Mr Heng, who today takes on the role of deputy prime minister and will deliver his first May Day Rally speech, said he was particularly happy to see that these employers invest in growing their workers' skills, often through on-the-job training.
"By putting workers at the heart of the company's transformations, they can succeed," he said.
Other common themes among the companies featured include using automation, like deploying robotics, to improve efficiency and free up workers to do other jobs.
Another theme was digitalising, which helped cut down on paperwork that used precious resources.
Yet another transformation strategy is to break out of old operating models and innovate. This means investing in technology and coming up with new products and ideas or venturing to new markets abroad.
"Taking the critical step to transform is often not easy," he said. "While change must start from the top, it will not happen unless the leaders of the company are able to convince and assure their employees that the changes are necessary," he added, lauding the persistence and hard work of the featured firms, the leaders and their workers.
Even for these companies, transformation is not a destination but an ongoing journey, he noted.
"It's a marathon that we are on."
Assuring businesses they are not alone in this race, Mr Heng said agencies such as the Economic Development Board, Enterprise Singapore and the Agency for Science, Technology and Research are ready to back transformation efforts, whether in internationalisation, research and development, or skills upgrading.
Enterprise Singapore supported about 7,000 capability-upgrading projects last year, which were estimated to generate $10.2 billion in value-add and 10,500 skilled jobs.
Mr Heng called on the nearly 200 business leaders in the audience to be ambassadors for change, and collaborate "so that we can come together to transform Singapore's economy for the long term".
"When everyone embraces the need for change... it will put us in a strong position to seize the opportunities available and thrive for years to come," he said.
At a panel discussion, Mr Toby Koh, group managing director at Ademco Security Group, said ensuring workers' buy-in is essential to driving change.
"Sometimes, innovation cannot come from within the current organisation, and that's where we need an external team. Eventually, we will amalgamate them," he said.

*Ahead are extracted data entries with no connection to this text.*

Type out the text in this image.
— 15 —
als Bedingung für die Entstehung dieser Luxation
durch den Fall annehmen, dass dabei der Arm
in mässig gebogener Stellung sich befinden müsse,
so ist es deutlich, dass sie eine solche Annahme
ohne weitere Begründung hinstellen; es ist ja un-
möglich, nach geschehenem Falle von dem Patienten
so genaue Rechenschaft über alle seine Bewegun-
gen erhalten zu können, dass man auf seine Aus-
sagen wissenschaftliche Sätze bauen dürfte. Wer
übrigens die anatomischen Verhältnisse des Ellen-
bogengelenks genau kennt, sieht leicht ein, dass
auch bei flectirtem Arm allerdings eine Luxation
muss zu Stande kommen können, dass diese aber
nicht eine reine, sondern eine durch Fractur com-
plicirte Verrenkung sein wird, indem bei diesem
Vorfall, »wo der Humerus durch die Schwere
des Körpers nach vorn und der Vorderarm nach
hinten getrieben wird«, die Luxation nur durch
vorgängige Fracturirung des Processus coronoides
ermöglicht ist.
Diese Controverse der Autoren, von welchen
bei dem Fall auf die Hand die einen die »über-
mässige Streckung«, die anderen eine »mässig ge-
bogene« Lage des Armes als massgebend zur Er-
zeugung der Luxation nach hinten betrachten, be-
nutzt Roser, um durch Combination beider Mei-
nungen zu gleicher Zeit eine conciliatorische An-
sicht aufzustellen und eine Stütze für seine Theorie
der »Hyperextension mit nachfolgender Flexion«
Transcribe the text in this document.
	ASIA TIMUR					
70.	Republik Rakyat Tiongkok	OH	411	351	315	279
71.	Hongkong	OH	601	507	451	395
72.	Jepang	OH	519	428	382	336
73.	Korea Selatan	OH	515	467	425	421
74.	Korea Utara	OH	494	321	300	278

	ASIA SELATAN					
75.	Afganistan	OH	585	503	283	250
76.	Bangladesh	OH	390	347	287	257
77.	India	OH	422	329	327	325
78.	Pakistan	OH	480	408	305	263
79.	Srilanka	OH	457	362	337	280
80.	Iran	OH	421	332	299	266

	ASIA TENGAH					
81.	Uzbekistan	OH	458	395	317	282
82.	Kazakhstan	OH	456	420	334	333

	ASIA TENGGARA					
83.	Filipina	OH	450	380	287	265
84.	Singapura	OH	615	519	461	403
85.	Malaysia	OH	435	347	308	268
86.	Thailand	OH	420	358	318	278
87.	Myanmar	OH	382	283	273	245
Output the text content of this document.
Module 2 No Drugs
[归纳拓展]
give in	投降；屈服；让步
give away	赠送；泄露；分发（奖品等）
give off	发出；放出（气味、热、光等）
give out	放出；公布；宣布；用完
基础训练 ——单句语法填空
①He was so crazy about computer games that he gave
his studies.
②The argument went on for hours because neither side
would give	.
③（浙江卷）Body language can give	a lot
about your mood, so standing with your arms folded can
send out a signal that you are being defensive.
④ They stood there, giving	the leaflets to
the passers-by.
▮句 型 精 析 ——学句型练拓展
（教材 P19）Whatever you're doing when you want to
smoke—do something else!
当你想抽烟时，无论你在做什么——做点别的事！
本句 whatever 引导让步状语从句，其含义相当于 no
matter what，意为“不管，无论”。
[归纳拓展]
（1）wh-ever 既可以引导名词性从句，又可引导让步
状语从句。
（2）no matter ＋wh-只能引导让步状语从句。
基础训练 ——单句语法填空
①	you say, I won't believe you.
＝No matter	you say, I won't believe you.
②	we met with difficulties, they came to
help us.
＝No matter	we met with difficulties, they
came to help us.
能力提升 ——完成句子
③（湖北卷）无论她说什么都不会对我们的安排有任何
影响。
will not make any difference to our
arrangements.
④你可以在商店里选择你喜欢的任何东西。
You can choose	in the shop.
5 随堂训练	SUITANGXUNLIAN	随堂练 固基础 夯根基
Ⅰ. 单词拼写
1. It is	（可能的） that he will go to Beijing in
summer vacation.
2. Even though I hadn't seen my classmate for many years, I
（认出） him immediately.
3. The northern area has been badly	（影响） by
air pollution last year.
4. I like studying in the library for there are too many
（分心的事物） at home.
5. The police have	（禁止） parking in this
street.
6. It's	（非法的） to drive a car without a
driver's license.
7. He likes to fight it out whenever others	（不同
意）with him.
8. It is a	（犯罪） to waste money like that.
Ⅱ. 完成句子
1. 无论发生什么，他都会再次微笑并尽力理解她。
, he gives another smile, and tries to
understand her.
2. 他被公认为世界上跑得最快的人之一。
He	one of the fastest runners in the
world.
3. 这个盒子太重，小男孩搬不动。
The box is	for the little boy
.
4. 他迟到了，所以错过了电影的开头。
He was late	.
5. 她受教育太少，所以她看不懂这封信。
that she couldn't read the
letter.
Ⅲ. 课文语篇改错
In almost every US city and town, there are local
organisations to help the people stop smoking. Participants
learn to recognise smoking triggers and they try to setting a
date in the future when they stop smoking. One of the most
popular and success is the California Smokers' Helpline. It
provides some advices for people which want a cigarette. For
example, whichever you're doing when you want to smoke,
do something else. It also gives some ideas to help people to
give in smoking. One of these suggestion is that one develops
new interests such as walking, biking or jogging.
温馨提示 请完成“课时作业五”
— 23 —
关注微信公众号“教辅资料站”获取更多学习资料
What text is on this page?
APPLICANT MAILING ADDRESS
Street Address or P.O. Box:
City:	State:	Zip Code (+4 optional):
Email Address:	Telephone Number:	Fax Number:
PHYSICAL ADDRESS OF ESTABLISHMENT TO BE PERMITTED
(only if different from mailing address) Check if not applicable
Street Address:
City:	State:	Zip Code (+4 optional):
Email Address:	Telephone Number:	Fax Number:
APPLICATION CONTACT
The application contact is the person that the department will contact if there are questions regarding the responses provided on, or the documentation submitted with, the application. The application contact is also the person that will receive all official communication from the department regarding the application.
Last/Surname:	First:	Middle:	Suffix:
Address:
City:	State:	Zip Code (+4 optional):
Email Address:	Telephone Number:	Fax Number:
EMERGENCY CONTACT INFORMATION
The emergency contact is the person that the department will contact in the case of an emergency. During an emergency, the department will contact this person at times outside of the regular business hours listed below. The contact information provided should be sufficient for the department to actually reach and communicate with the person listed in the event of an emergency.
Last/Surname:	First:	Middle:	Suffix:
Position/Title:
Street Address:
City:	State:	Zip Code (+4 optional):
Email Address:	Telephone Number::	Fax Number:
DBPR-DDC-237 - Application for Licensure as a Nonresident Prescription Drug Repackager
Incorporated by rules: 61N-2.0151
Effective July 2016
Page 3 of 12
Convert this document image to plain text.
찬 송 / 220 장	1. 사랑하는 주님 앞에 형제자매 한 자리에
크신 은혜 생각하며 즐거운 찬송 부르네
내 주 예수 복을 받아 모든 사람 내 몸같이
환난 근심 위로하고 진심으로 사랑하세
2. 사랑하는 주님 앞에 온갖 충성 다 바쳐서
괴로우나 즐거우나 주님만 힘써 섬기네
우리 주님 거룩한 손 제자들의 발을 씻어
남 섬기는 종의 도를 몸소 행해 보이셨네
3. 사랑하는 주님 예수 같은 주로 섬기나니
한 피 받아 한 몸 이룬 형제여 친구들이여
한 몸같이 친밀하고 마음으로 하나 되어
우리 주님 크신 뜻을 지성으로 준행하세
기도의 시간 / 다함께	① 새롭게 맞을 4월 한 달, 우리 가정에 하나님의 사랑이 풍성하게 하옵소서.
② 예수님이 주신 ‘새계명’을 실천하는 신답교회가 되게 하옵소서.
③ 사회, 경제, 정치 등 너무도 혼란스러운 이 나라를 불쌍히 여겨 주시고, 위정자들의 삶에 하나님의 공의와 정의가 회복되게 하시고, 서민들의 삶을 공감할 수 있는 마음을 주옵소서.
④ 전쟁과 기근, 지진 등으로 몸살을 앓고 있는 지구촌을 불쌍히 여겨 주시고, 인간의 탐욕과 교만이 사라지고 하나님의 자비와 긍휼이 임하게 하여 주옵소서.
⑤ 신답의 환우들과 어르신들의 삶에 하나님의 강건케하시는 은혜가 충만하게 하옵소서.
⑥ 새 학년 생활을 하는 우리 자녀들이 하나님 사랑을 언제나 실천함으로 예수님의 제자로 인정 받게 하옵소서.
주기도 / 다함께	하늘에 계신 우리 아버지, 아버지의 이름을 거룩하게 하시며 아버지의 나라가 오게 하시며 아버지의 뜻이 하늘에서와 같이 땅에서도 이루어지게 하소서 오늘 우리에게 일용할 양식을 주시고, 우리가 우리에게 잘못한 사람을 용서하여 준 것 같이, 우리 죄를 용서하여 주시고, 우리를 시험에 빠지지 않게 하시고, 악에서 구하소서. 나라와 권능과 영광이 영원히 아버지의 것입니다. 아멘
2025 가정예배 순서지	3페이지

Mr Raymond Lim, associate director at engineering solutions company Elmich, said joint ventures with key partners abroad helped it tackle the challenge of finding local workers willing to work overseas.
Now in its 25th year, the annual E50 Awards recognise the 50 most enterprising, privately held local companies in Singapore. They are co-organised by KPMG in Singapore and The Business Times.
A special 25th Year Digital Economy Award will go to an enterprise that could be the next billion-dollar company in the near future, said Mr Jonathan Ho, head of enterprise market at KPMG in Singapore.
Nominations for the 2019 E50 Awards close on June 30.
The 2019 E50 list will be announced at a gala dinner on Nov 26.